32. The catheter device as claimed in claim 31, wherein a pressure divider is provided with a valve system for the sequential occlusion.

33. The catheter device as claimed in claim 18, wherein the first balloon or one of the two further balloons is provided with a radiopaque marker or is filled with a contrast medium or consists of a radiopaque material.

34. A catheter device which inserts into a bifurcation region of a vessel of a live body, comprising: a first balloon arranged on a main catheter and positioned in a main vessel of the bifurcation for occluding a proximal area of the bifurcation; and two further balloons each positioned in one of two vessel branches at a distal area of the bifurcation, the two further balloons each arranged on an auxiliary catheter respectively at a distance from the first balloon for occluding the distal area of the bifurcation.
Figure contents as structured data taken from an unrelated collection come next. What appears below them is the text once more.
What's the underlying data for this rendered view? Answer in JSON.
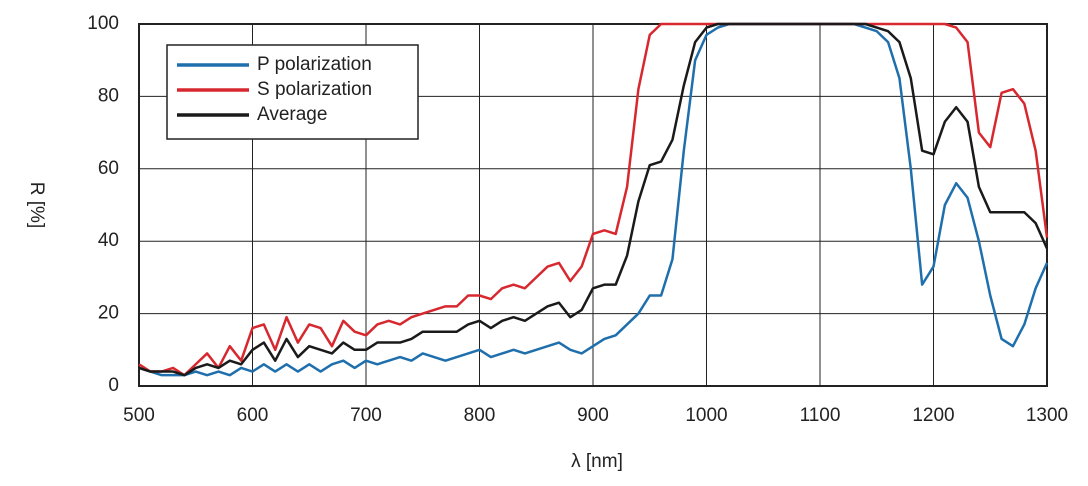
{
  "chart_data": {
    "type": "line",
    "x_label": "λ [nm]",
    "y_label": "R [%]",
    "x": [
      500,
      510,
      520,
      530,
      540,
      550,
      560,
      570,
      580,
      590,
      600,
      610,
      620,
      630,
      640,
      650,
      660,
      670,
      680,
      690,
      700,
      710,
      720,
      730,
      740,
      750,
      760,
      770,
      780,
      790,
      800,
      810,
      820,
      830,
      840,
      850,
      860,
      870,
      880,
      890,
      900,
      910,
      920,
      930,
      940,
      950,
      960,
      970,
      980,
      990,
      1000,
      1010,
      1020,
      1030,
      1040,
      1050,
      1060,
      1070,
      1080,
      1090,
      1100,
      1110,
      1120,
      1130,
      1140,
      1150,
      1160,
      1170,
      1180,
      1190,
      1200,
      1210,
      1220,
      1230,
      1240,
      1250,
      1260,
      1270,
      1280,
      1290,
      1300
    ],
    "series": [
      {
        "name": "P polarization",
        "color": "#1f6fad",
        "values": [
          5,
          4,
          3,
          3,
          3,
          4,
          3,
          4,
          3,
          5,
          4,
          6,
          4,
          6,
          4,
          6,
          4,
          6,
          7,
          5,
          7,
          6,
          7,
          8,
          7,
          9,
          8,
          7,
          8,
          9,
          10,
          8,
          9,
          10,
          9,
          10,
          11,
          12,
          10,
          9,
          11,
          13,
          14,
          17,
          20,
          25,
          25,
          35,
          65,
          90,
          97,
          99,
          100,
          100,
          100,
          100,
          100,
          100,
          100,
          100,
          100,
          100,
          100,
          100,
          99,
          98,
          95,
          85,
          60,
          28,
          33,
          50,
          56,
          52,
          40,
          25,
          13,
          11,
          17,
          27,
          34
        ]
      },
      {
        "name": "S polarization",
        "color": "#d8282f",
        "values": [
          6,
          4,
          4,
          5,
          3,
          6,
          9,
          5,
          11,
          7,
          16,
          17,
          10,
          19,
          12,
          17,
          16,
          11,
          18,
          15,
          14,
          17,
          18,
          17,
          19,
          20,
          21,
          22,
          22,
          25,
          25,
          24,
          27,
          28,
          27,
          30,
          33,
          34,
          29,
          33,
          42,
          43,
          42,
          55,
          82,
          97,
          100,
          100,
          100,
          100,
          100,
          100,
          100,
          100,
          100,
          100,
          100,
          100,
          100,
          100,
          100,
          100,
          100,
          100,
          100,
          100,
          100,
          100,
          100,
          100,
          100,
          100,
          99,
          95,
          70,
          66,
          81,
          82,
          78,
          65,
          41
        ]
      },
      {
        "name": "Average",
        "color": "#1a1a1a",
        "values": [
          5,
          4,
          4,
          4,
          3,
          5,
          6,
          5,
          7,
          6,
          10,
          12,
          7,
          13,
          8,
          11,
          10,
          9,
          12,
          10,
          10,
          12,
          12,
          12,
          13,
          15,
          15,
          15,
          15,
          17,
          18,
          16,
          18,
          19,
          18,
          20,
          22,
          23,
          19,
          21,
          27,
          28,
          28,
          36,
          51,
          61,
          62,
          68,
          83,
          95,
          99,
          100,
          100,
          100,
          100,
          100,
          100,
          100,
          100,
          100,
          100,
          100,
          100,
          100,
          100,
          99,
          98,
          95,
          85,
          65,
          64,
          73,
          77,
          73,
          55,
          48,
          48,
          48,
          48,
          45,
          38
        ]
      }
    ],
    "xlim": [
      500,
      1300
    ],
    "xticks": [
      500,
      600,
      700,
      800,
      900,
      1000,
      1100,
      1200,
      1300
    ],
    "ylim": [
      0,
      100
    ],
    "yticks": [
      0,
      20,
      40,
      60,
      80,
      100
    ],
    "grid": true,
    "legend": "upper-left"
  }
}
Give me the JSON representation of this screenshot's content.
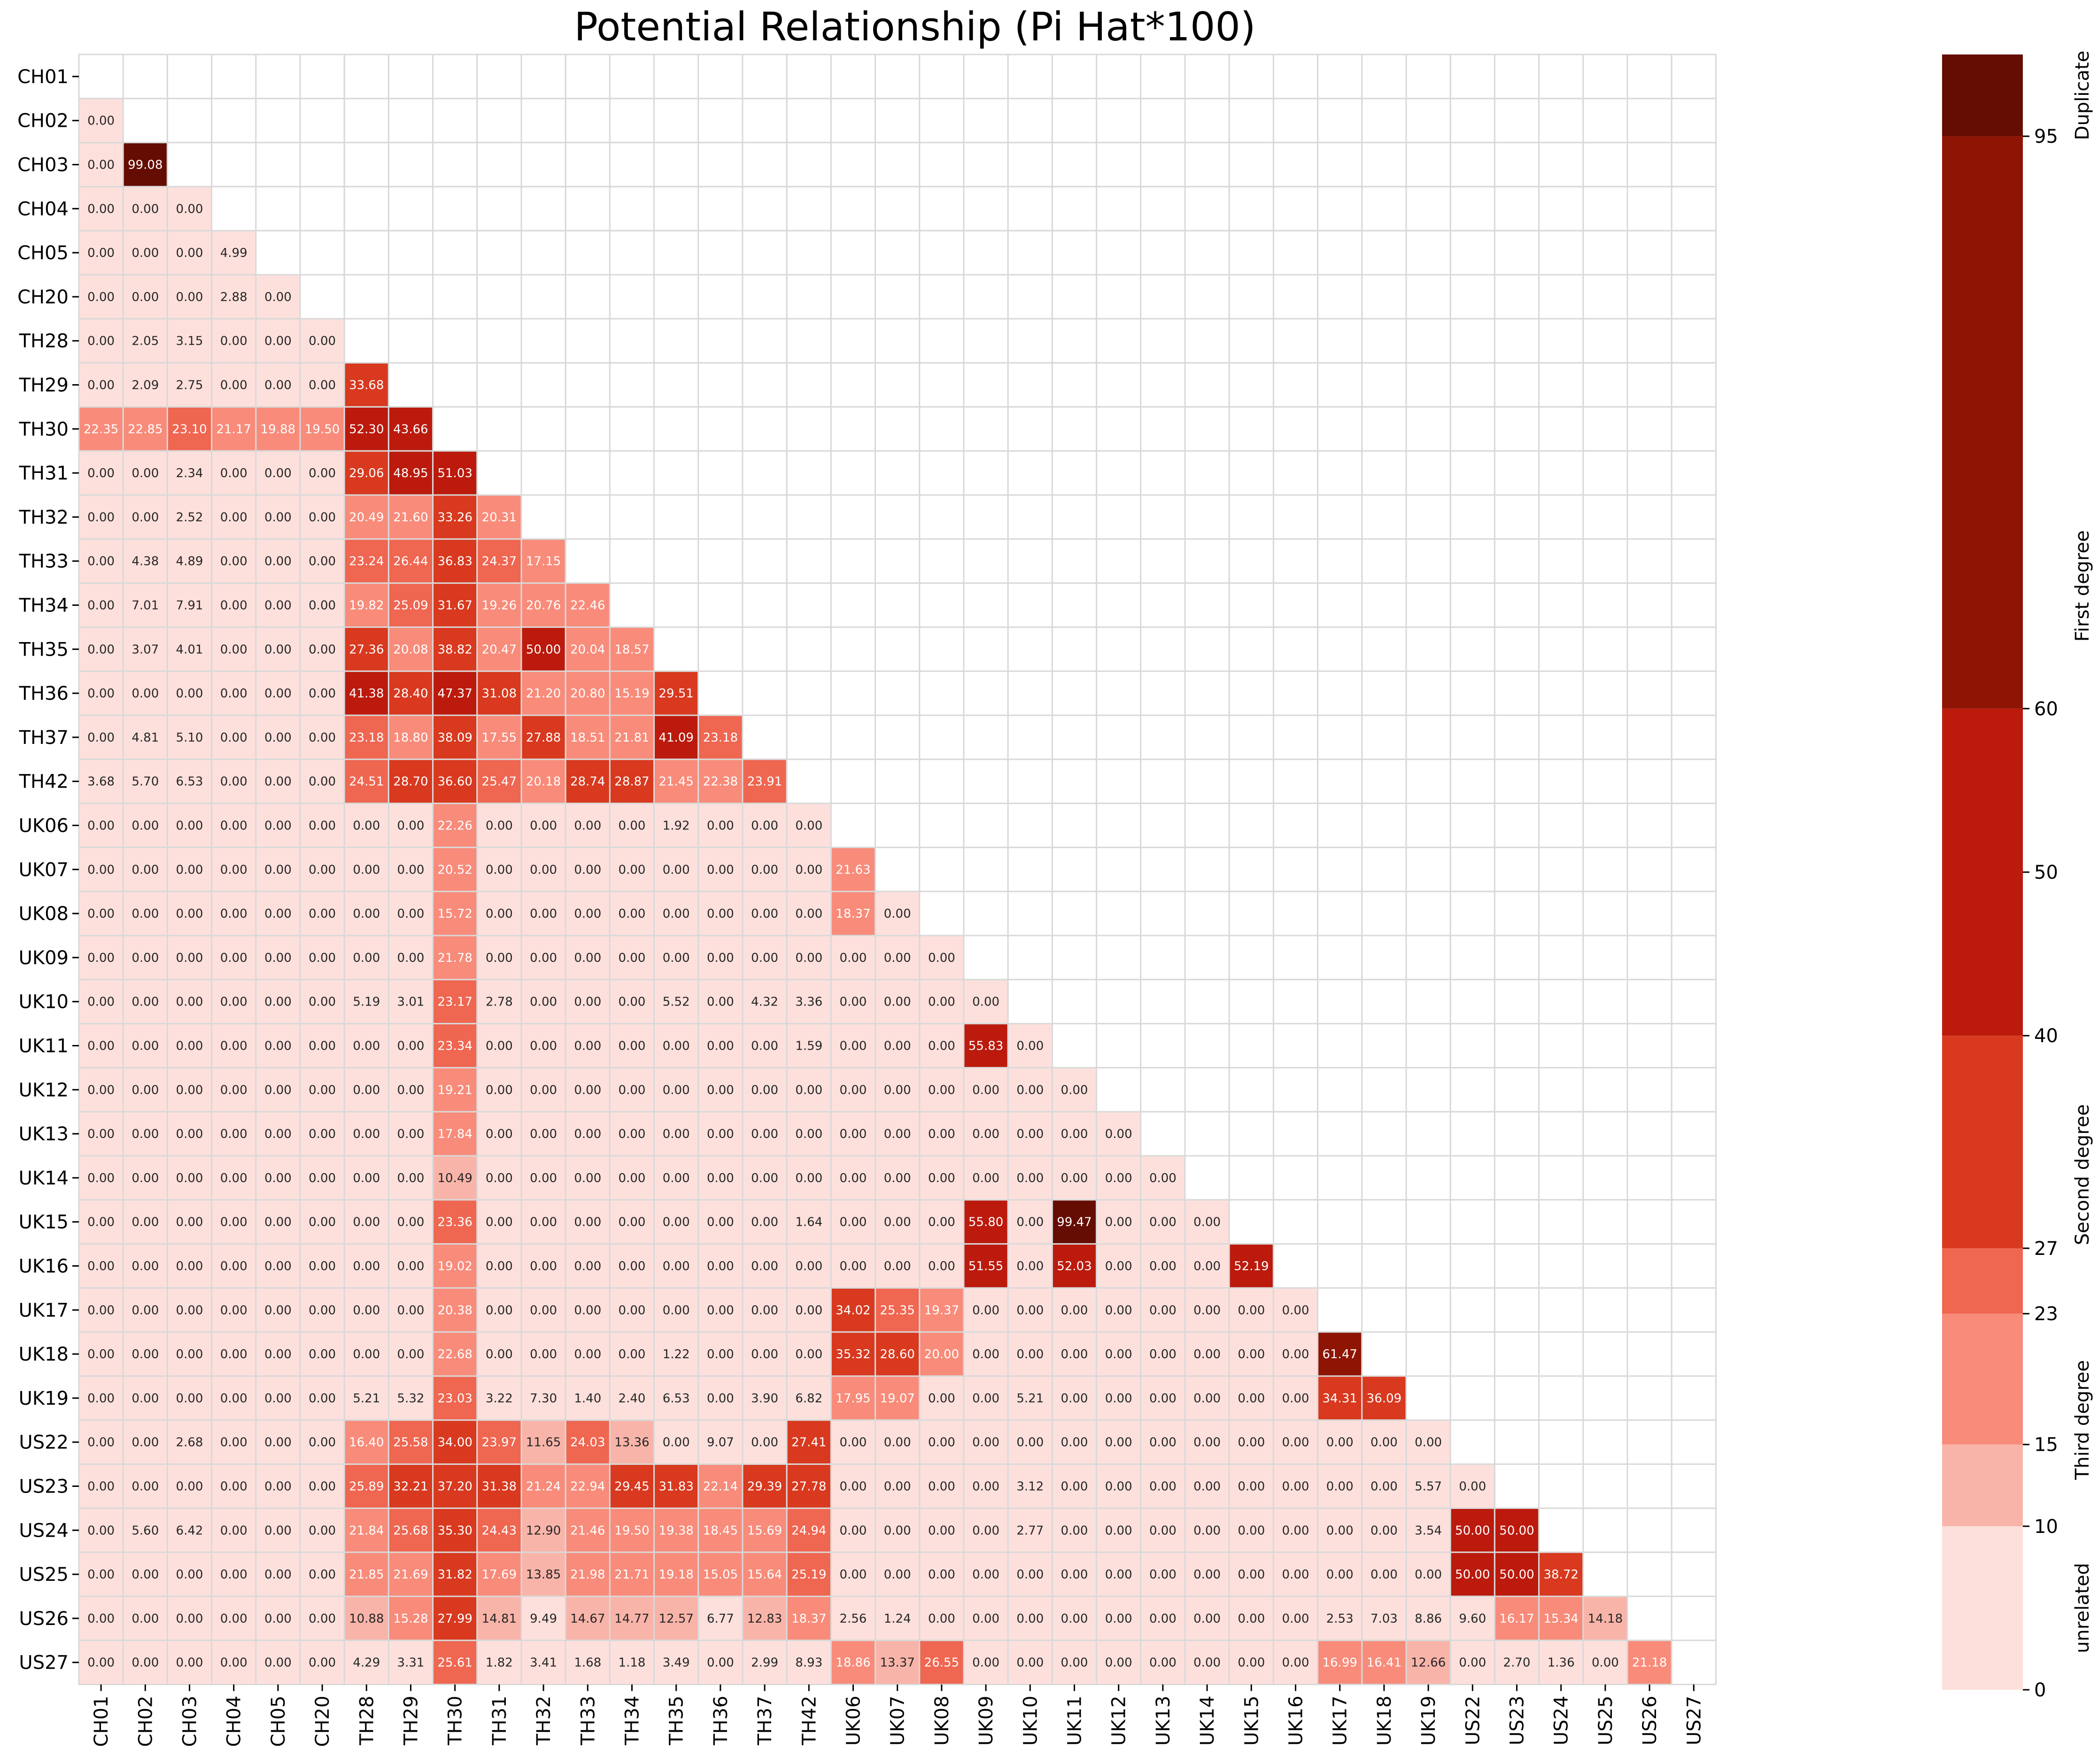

35. A method for generating an image recording in a bifurcation region of a vessel of a live body in a medical procedure using an insertable image catheter, comprising: arranging a first balloon on a main catheter positioned in a main vessel branch at a proximal area to the bifurcation; arranging two further balloons each on the main catheter and an auxiliary catheter respectively, the two further balloons each positioned in one of two vascular branches at a distal area to the bifurcation; inserting the imaging catheter; inflating the first and the two further balloons; introducing a rinsing agent into the vessel; and generating the image recording.

36. The method as claimed in claim 35, wherein the two further balloons are arranged on the auxiliary catheter and a further auxiliary catheter respectively.

37. The method as claimed in claim 35, wherein the first and the two further balloons are inflated sequentially.